When running it, I would get to about 100,000 rows, and then SSIS would begin to slow down and finally it would lose network connectivity to the SQL Server. (We have a separate SSIS server) This is the error that was written to the logs:
SSIS Error Code DTS_E_OLEDBERROR. An OLE DB error has occurred.
Error code: 0x80004005.
An OLE DB record is available. Source: "Microsoft SQL Server Native Client 10.0"
Hresult: 0x80004005 Description: "A network-related or instance-specific error has occurred while establishing a connection to SQL Server. Server is not found or not accessible. Check if instance name is correct and if SQL Server is configured to allow remote connections. For more information see SQL Server Books Online.".
An OLE DB record is available. Source: "Microsoft SQL Server Native Client 10.0"
Hresult: 0x80004005 Description: "Communication link failure".
An OLE DB record is available. Source: "Microsoft SQL Server Native Client 10.0"
Hresult: 0x80004005 Description: "Named Pipes Provider: No process is on the other end of the pipe."
I began by troubleshooting the network, looking for errors on the switch and both servers. This yielded nothing, there were no errors logged. So I turned to SSIS, figuring that it somehow was the culprit since everything worked until I added the multicast.
I removed the multicast and the OLE Command components and tested again.

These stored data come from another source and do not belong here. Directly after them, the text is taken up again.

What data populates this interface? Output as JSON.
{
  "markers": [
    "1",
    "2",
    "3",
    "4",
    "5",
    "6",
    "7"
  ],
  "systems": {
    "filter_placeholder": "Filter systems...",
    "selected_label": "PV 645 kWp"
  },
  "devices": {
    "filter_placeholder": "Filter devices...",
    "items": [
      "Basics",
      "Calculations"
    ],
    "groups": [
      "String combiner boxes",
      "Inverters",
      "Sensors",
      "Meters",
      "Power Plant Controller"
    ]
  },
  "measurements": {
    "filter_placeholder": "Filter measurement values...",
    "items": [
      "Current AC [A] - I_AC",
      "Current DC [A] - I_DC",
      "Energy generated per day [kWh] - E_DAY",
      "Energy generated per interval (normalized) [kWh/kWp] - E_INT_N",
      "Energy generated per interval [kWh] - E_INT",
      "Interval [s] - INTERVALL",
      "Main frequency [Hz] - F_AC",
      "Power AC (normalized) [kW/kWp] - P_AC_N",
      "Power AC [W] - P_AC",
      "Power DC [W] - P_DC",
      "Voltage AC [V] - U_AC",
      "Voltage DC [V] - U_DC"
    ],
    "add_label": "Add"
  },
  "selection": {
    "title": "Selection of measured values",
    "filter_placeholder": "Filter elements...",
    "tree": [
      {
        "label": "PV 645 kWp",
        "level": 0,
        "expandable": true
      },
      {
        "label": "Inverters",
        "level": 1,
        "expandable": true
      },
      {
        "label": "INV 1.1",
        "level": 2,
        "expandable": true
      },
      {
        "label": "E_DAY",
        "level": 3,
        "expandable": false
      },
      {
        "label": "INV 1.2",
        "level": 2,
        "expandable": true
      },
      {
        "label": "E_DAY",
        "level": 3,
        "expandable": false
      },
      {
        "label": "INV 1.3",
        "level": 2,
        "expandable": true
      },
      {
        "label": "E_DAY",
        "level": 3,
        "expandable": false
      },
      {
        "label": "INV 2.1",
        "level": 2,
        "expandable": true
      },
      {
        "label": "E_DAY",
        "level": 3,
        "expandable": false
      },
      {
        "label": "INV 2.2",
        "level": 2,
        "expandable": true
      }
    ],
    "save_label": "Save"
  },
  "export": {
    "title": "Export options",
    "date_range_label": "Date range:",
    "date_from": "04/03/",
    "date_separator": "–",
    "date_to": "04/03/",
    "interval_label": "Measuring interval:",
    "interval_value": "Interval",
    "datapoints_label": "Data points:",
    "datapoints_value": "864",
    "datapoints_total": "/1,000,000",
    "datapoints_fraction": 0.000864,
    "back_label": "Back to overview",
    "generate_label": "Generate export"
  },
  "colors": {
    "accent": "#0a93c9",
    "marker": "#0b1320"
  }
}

The package processed a million rows in less than 2 minutes.
I added the multicast back in, without the OLE Command and tested. Again it processed a million rows in less than 2 minutes.
I added the OLE Command component back in and tested. It failed at 49,000 records.
I added another connection manager, set the same properties and then pointed the OLE Command to the new manager. When I tested, I was surprised to see it complete successfully!
It seems that the one connection manager was not able to handle the multiple destinations simultaneously. I have no way to confirm this at this time, but since I have multiple connection managers for the same database, I have not experienced this issue at all.
1 comment:
This idea worked like a charm for me. I'm loading data without staging the raw data first. On the way to my target table, I want to check for dirty incoming data and save those raw records in an error table. I ended up with 1 OLE destination for my target table, and a few destinations for the error table, all using the same connection. With a smaller number of records, I had no errors, but with larger numbers, I'd error out usually after a few million rows.
I redesigned this so that I have two connections pointing to the same database. For the errors, I gathered them all up in a union before sending them to the error table. This way I have only 2 destinations, each with its own connection. All of my problems went away. Thanks for the tip!